Staying the the same classifier, the user can apply the same classification rule, but for a different number of classes:

[47]:
mc.MaximumBreaks(y, k=7)
[47]:
MaximumBreaks

     Interval        Count
--------------------------
[   0.13,  146.00] |    50
( 146.00,  228.49] |     2
( 228.49,  291.02] |     1
( 291.02,  350.21] |     2
( 350.21,  546.67] |     1
( 546.67, 2417.15] |     1
(2417.15, 4111.45] |     1
[48]:
mb7 = mc.MaximumBreaks(y, k=7)
[49]:
mb7.bins
[49]:
array([ 146.005,  228.49 ,  291.02 ,  350.21 ,  546.675, 2417.15 ,
       4111.45 ])
[50]:
mb7.counts
[50]:
array([50,  2,  1,  2,  1,  1,  1])
[51]:
mb7.yb
[51]:
array([3, 0, 0, 0, 0, 0, 1, 0, 0, 0, 0, 0, 0, 0, 0, 0, 0, 0, 4, 0, 0, 0,
       0, 0, 0, 0, 0, 0, 0, 5, 0, 0, 0, 1, 0, 0, 0, 6, 0, 0, 3, 0, 2, 0,
       0, 0, 0, 0, 0, 0, 0, 0, 0, 0, 0, 0, 0, 0])

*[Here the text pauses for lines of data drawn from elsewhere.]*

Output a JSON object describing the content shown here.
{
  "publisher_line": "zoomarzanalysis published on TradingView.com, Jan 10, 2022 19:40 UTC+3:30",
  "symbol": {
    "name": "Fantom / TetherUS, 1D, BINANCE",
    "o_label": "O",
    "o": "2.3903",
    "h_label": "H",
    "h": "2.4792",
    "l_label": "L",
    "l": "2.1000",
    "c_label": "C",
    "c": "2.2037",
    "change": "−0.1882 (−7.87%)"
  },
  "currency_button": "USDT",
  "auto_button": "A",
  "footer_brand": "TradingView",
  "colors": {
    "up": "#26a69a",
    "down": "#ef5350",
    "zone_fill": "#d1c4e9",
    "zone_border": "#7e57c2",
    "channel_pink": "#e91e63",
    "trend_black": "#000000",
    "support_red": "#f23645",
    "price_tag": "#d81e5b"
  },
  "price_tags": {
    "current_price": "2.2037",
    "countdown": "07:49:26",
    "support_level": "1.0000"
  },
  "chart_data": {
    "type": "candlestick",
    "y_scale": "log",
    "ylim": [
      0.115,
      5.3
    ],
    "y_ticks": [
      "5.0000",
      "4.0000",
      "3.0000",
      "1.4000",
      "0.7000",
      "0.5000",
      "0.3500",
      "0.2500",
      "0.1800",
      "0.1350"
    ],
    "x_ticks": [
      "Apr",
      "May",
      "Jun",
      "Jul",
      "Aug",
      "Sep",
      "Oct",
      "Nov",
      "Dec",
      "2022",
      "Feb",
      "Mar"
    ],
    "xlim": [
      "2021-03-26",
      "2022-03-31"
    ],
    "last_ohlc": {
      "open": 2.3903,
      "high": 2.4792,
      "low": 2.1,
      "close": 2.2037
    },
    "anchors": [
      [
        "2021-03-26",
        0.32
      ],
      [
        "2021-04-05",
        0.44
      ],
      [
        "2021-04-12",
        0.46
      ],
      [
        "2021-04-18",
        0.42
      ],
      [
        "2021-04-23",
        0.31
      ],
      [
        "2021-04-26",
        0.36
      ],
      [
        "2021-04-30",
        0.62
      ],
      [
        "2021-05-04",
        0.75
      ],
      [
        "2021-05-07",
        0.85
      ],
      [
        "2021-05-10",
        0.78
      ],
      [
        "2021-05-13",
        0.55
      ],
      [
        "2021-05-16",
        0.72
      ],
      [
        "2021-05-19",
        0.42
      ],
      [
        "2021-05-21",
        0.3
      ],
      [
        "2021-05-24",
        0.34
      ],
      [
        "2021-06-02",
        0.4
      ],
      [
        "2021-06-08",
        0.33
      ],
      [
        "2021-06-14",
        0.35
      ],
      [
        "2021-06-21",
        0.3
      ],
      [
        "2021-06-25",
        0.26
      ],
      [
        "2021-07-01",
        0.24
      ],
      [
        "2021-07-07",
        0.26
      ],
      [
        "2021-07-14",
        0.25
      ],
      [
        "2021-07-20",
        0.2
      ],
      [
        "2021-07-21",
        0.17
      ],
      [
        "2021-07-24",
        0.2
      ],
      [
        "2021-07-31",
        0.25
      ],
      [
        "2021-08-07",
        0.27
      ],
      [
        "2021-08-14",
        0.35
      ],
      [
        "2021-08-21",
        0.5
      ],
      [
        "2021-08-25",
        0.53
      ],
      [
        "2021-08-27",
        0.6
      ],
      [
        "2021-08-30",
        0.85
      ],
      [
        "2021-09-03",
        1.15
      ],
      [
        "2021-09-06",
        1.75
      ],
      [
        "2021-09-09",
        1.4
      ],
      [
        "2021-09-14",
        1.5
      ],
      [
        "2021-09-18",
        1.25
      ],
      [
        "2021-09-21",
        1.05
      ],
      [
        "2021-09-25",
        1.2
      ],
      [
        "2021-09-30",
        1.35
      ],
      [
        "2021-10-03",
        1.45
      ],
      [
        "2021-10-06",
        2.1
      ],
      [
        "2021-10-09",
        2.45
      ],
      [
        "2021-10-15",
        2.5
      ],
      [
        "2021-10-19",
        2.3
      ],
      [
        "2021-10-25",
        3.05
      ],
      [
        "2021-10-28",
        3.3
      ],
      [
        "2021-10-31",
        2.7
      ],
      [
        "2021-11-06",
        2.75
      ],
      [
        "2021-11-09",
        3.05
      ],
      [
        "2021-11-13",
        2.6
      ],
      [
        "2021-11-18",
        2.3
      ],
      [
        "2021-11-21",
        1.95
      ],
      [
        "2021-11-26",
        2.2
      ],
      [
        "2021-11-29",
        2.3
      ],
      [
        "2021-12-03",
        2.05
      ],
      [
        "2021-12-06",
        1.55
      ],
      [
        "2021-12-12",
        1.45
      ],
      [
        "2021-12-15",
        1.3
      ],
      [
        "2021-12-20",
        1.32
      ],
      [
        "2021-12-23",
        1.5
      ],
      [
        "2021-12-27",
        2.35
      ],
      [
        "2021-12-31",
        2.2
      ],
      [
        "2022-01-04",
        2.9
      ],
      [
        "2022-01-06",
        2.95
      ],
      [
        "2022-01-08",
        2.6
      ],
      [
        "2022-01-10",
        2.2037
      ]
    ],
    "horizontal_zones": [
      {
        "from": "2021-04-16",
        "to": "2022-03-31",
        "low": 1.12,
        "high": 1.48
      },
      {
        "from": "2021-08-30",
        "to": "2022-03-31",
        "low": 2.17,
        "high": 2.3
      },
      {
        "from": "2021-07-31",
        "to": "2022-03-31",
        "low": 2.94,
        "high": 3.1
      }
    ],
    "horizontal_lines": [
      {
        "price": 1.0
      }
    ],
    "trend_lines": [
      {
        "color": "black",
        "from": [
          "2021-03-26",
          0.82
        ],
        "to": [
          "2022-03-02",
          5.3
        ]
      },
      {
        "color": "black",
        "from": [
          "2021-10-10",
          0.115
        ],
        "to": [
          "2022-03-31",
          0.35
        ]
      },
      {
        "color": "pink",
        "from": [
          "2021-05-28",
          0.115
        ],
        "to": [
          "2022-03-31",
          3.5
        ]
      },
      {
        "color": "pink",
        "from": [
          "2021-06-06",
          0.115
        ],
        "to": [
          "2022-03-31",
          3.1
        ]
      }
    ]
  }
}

One additional attribute to mention here is the adcm attribute:

[43]:
mb7.adcm
[43]:
727.3200000000002

adcm is a measure of fit, defined as the mean absolute deviation around the class median.

[44]:
mb4.adcm
[44]:
1181.4900000000002

The adcm can be expected to decrease as \(k\) increases for a given classifier. Thus, if using as a measure of fit, the adcm should only be used to compare classifiers defined on the same number of classes.

Next Steps

MaximumBreaks is but one of many classifiers in mapclassify:

[53]:
mc.classifiers.CLASSIFIERS
[53]:
('BoxPlot',
 'EqualInterval',
 'FisherJenks',
 'FisherJenksSampled',
 'HeadTailBreaks',
 'JenksCaspall',
 'JenksCaspallForced',
 'JenksCaspallSampled',
 'MaxP',
 'MaximumBreaks',
 'NaturalBreaks',
 'Quantiles',
 'Percentiles',
 'StdMean',
 'UserDefined')

To learn more about an individual classifier, introspection is available:

[54]:
mc.MaximumBreaks?
Init signature: mc.MaximumBreaks(y, k=5, mindiff=0)
Docstring:
Maximum Breaks Map Classification

Parameters
----------
y  : array
     (n, 1), values to classify

k  : int
     number of classes required

mindiff : float
          The minimum difference between class breaks

Attributes
----------
yb : array
     (n, 1), bin ids for observations
bins : array
       (k, 1), the upper bounds of each class
k    : int
       the number of classes
counts : array
         (k, 1), the number of observations falling in each class (numpy
         array k x 1)

Examples
--------
>>> import mapclassify as mc
>>> cal = mc.load_example()
>>> mb = mc.MaximumBreaks(cal, k = 5)
>>> mb.k
5
>>> mb.bins
array([ 146.005,  228.49 ,  546.675, 2417.15 , 4111.45 ])
>>> mb.counts
array([50,  2,  4,  1,  1])
File:           ~/Dropbox/p/pysal/src/subpackages/mapclassify/mapclassify/classifiers.py
Type:           type
Subclasses:

For more comprehensive appliciations of mapclassify the interested reader is directed to the chapter on choropleth mapping in Rey, Arribas-Bel, and Wolf (2020) “Geographic Data Science with PySAL and the PyData Stack”.